Château de Fontainebleau.
À l’issue de son séjour triomphal dans les Flandres, Anne de Pisseleu s’était attendue, plus ou moins, à rentrer à Fontainebleau sous une pluie de roses. Il lui semblait qu’elle avait pris la conduite de la diplomatie française, et qu’un sens aiguisé des rapports de force, joint à cet art, si rare, du judicieux et du propice, l’avait faite l’égale de ce qu’avait pu être, une vingtaine d’années plus tôt, la « régente noire ». Du reste, pour avoir accompagné, au tout début de sa faveur, la mère du roi jusqu’à Cambrai – au beau temps de la Paix des Dames – elle pouvait mesurer à quel point s’imposait la comparaison.
Las ! En son absence, le roi n’avait fait que ruminer... Et tandis que son abcès dégénérait en fistule, il s’était convaincu de la nocivité d’un traité que, pourtant, Anne l’avait vu appeler de ses vœux ! C’est tout juste, lorsqu’elle vint le retrouver dans sa chambre après cette longue absence, s’il ne lui en fit pas le reproche.
— Dieu, que nous avons mal négocié ! gémit-il.
— Nous avons défendu, au mieux, les intérêts du royaume et ceux du prince Charles.
— Charles, oui... Mais Henri !
— Henri demeure, vous le savez, la proie de personnes mal intentionnées.
À la vérité, la duchesse se serait bien passée d’un tel désaveu. Elle qui croyait revenir au pinacle, voilà que le roi la ravalait presque au rang d’une scélérate ! Elle tenta de se hisser de nouveau sur un pied plus royal.
— L’empereur m’a chargée de vous transmettre des vœux fervents de prompt rétablissement.
— Taisez-vous.
Anne s’empourpra. Mais qu’avaient donc fait Guise, et Annebault, en son absence ? Elle se dit qu’à l’avenir, elle éviterait de laisser le roi si longtemps loin d’elle...
Ce qui changea sa contrariété en une sorte de panique, c’est le comportement d’un souverain qui, tout malade qu’il fût, tout essoufflé, tout transpirant, voulut d’emblée lui rappeler qu’elle n’était pas sa maîtresse pour s’occuper seulement de traités et d’alliances.

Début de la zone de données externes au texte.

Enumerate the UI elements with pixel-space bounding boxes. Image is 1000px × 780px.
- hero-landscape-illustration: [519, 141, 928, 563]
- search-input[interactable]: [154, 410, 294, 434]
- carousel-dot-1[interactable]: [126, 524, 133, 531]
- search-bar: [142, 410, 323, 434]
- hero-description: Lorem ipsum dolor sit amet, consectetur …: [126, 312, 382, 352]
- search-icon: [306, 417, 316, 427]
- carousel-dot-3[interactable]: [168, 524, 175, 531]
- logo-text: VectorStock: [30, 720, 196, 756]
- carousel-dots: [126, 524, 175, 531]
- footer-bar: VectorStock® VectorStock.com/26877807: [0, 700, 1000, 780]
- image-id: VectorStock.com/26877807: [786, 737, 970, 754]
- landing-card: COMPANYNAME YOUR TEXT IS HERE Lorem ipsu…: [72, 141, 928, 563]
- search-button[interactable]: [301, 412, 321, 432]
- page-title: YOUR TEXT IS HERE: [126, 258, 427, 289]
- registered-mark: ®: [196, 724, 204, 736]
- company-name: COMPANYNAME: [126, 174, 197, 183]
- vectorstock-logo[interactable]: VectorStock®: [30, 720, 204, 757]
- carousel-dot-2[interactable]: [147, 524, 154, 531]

— Embrassez-moi, vilaine ! lui dit François, du ton qu’il eût pris pour s’adresser à une fille.
— Sire...
— Allons, ne fais pas ta précieuse !
Les personnes présentes s’éclipsèrent, à la grande honte de la favorite qui, de plus en plus révulsée à l’idée de satisfaire un malade devenu repoussant, tenta de s’arracher aux bras tremblotants qui prétendaient l’étreindre.
— Allons, ma mie, gémit François comme eût fait un enfant – ou bien un vieillard... Je t’ai longtemps attendue...
Alors Anne parvint à surmonter son dégoût, sa lassitude et, avec « son art consommé du propice et du judicieux », tenta de donner un peu de plaisir à son vieil amant. Elle se surprit à en prendre elle-même, mais d’une manière inédite et peu recommandable – manière qui devait pouvoir passer pour la forme profane d’une délectation morose.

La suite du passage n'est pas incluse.